Others have turned to fundraising to support local businesses, organizing restaurant crawls to bring new customers to immigrant-owned businesses whose typical clientele might be in hiding. One particularly effective tactic has been buying out street vendors — helping them support themselves while keeping people who might be vulnerable to immigration arrests off the street.
“If they’re not going to let up, we’re not going to let up.”
“People are just doing the things that make them people,” Oliva, the writer and activist, said, sharing that many Chicago artists have donated proceeds from their sales to the bond fund and other mutual aid initiatives. “They’re making art, they’re hanging out with their friends. They’re eating dinner and cooking food and wanting to do that to benefit us.”
Faith leaders around the country have also treated their congregations as spaces to come together — especially those whose typical congregants are affected by the raids. As a Sunday school teacher, Cadet sees faith as a powerful way to engage with the present moment in a way that is empowering and not demoralizing.
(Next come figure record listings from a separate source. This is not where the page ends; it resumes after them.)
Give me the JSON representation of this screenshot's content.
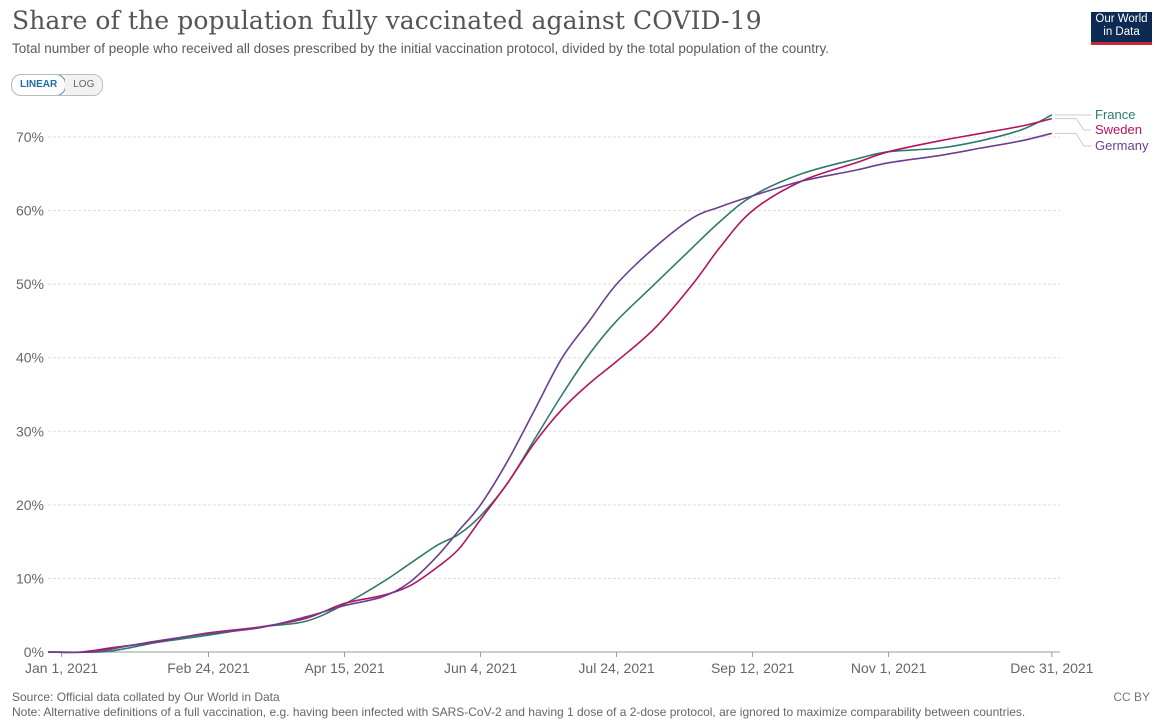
{
  "header": {
    "title": "Share of the population fully vaccinated against COVID-19",
    "subtitle": "Total number of people who received all doses prescribed by the initial vaccination protocol, divided by the total population of the country.",
    "logo_line1": "Our World",
    "logo_line2": "in Data"
  },
  "controls": {
    "linear_label": "LINEAR",
    "log_label": "LOG",
    "selected": "LINEAR"
  },
  "footer": {
    "source": "Source: Official data collated by Our World in Data",
    "note": "Note: Alternative definitions of a full vaccination, e.g. having been infected with SARS-CoV-2 and having 1 dose of a 2-dose protocol, are ignored to maximize comparability between countries.",
    "license": "CC BY"
  },
  "chart_data": {
    "type": "line",
    "title": "Share of the population fully vaccinated against COVID-19",
    "ylim": [
      0,
      70
    ],
    "y_ticks": [
      0,
      10,
      20,
      30,
      40,
      50,
      60,
      70
    ],
    "y_tick_labels": [
      "0%",
      "10%",
      "20%",
      "30%",
      "40%",
      "50%",
      "60%",
      "70%"
    ],
    "x_range": [
      "2020-12-27",
      "2022-01-03"
    ],
    "x_ticks": [
      "2021-01-01",
      "2021-02-24",
      "2021-04-15",
      "2021-06-04",
      "2021-07-24",
      "2021-09-12",
      "2021-11-01",
      "2021-12-31"
    ],
    "x_tick_labels": [
      "Jan 1, 2021",
      "Feb 24, 2021",
      "Apr 15, 2021",
      "Jun 4, 2021",
      "Jul 24, 2021",
      "Sep 12, 2021",
      "Nov 1, 2021",
      "Dec 31, 2021"
    ],
    "grid": true,
    "legend": "right",
    "series": [
      {
        "name": "France",
        "color": "#2e7b6e",
        "points": [
          [
            "2020-12-27",
            0
          ],
          [
            "2021-01-15",
            0
          ],
          [
            "2021-01-25",
            0.5
          ],
          [
            "2021-02-05",
            1.3
          ],
          [
            "2021-02-24",
            2.3
          ],
          [
            "2021-03-15",
            3.4
          ],
          [
            "2021-04-01",
            4.2
          ],
          [
            "2021-04-15",
            6.5
          ],
          [
            "2021-04-29",
            9.5
          ],
          [
            "2021-05-09",
            12
          ],
          [
            "2021-05-19",
            14.5
          ],
          [
            "2021-05-27",
            16
          ],
          [
            "2021-06-04",
            18.5
          ],
          [
            "2021-06-14",
            23
          ],
          [
            "2021-06-24",
            29
          ],
          [
            "2021-07-04",
            35
          ],
          [
            "2021-07-14",
            40.5
          ],
          [
            "2021-07-24",
            45
          ],
          [
            "2021-08-07",
            50
          ],
          [
            "2021-08-21",
            55
          ],
          [
            "2021-08-31",
            58.5
          ],
          [
            "2021-09-12",
            62
          ],
          [
            "2021-09-30",
            65
          ],
          [
            "2021-10-20",
            67
          ],
          [
            "2021-11-01",
            68
          ],
          [
            "2021-11-20",
            68.5
          ],
          [
            "2021-12-05",
            69.5
          ],
          [
            "2021-12-20",
            71
          ],
          [
            "2021-12-31",
            73
          ]
        ]
      },
      {
        "name": "Sweden",
        "color": "#b5135d",
        "points": [
          [
            "2020-12-27",
            0
          ],
          [
            "2021-01-08",
            0
          ],
          [
            "2021-01-20",
            0.6
          ],
          [
            "2021-02-05",
            1.4
          ],
          [
            "2021-02-24",
            2.6
          ],
          [
            "2021-03-15",
            3.4
          ],
          [
            "2021-04-01",
            4.6
          ],
          [
            "2021-04-15",
            6.6
          ],
          [
            "2021-04-29",
            7.7
          ],
          [
            "2021-05-09",
            9
          ],
          [
            "2021-05-19",
            11.5
          ],
          [
            "2021-05-27",
            14
          ],
          [
            "2021-06-04",
            18
          ],
          [
            "2021-06-14",
            23
          ],
          [
            "2021-06-24",
            28.5
          ],
          [
            "2021-07-04",
            33
          ],
          [
            "2021-07-14",
            36.5
          ],
          [
            "2021-07-24",
            39.5
          ],
          [
            "2021-08-07",
            44
          ],
          [
            "2021-08-21",
            50
          ],
          [
            "2021-08-31",
            55
          ],
          [
            "2021-09-12",
            60
          ],
          [
            "2021-09-30",
            64
          ],
          [
            "2021-10-20",
            66.5
          ],
          [
            "2021-11-01",
            68
          ],
          [
            "2021-11-20",
            69.5
          ],
          [
            "2021-12-05",
            70.5
          ],
          [
            "2021-12-20",
            71.5
          ],
          [
            "2021-12-31",
            72.5
          ]
        ]
      },
      {
        "name": "Germany",
        "color": "#6b3f8f",
        "points": [
          [
            "2020-12-27",
            0
          ],
          [
            "2021-01-12",
            0
          ],
          [
            "2021-01-25",
            0.8
          ],
          [
            "2021-02-05",
            1.5
          ],
          [
            "2021-02-24",
            2.5
          ],
          [
            "2021-03-15",
            3.3
          ],
          [
            "2021-04-01",
            4.8
          ],
          [
            "2021-04-15",
            6.3
          ],
          [
            "2021-04-29",
            7.5
          ],
          [
            "2021-05-09",
            9.5
          ],
          [
            "2021-05-19",
            13
          ],
          [
            "2021-05-27",
            16.5
          ],
          [
            "2021-06-04",
            20
          ],
          [
            "2021-06-14",
            26
          ],
          [
            "2021-06-24",
            33
          ],
          [
            "2021-07-04",
            40
          ],
          [
            "2021-07-14",
            45
          ],
          [
            "2021-07-24",
            50
          ],
          [
            "2021-08-07",
            55
          ],
          [
            "2021-08-21",
            59
          ],
          [
            "2021-08-31",
            60.5
          ],
          [
            "2021-09-12",
            62
          ],
          [
            "2021-09-30",
            64
          ],
          [
            "2021-10-20",
            65.5
          ],
          [
            "2021-11-01",
            66.5
          ],
          [
            "2021-11-20",
            67.5
          ],
          [
            "2021-12-05",
            68.5
          ],
          [
            "2021-12-20",
            69.5
          ],
          [
            "2021-12-31",
            70.5
          ]
        ]
      }
    ]
  }
}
“I’ve focused on the Book of James — which talks about perseverance and suffering,” she said. “When we are bombarded with so much horrible news, these headlines are going to affect us mentally.”
Cadet is aware this is only the beginning of a long and difficult fight. After Trump’s “Big Beautiful Bill” passed in July of this year, agencies like ICE and the Department of Homeland Security have more money than ever to carry out immigration enforcement operations. Immigrant communities across the country are bracing themselves for more kidnappings, more detentions and more racist scapegoating, while still keeping in mind that there is strength in community, solidarity and endurance.
“If they’re not going to let up, we’re not going to let up,” Cadet continued. “We have to focus on persevering so we can get up again and continue to speak up about the injustices and continue to raise the alarm when we need to and advocate for one another.”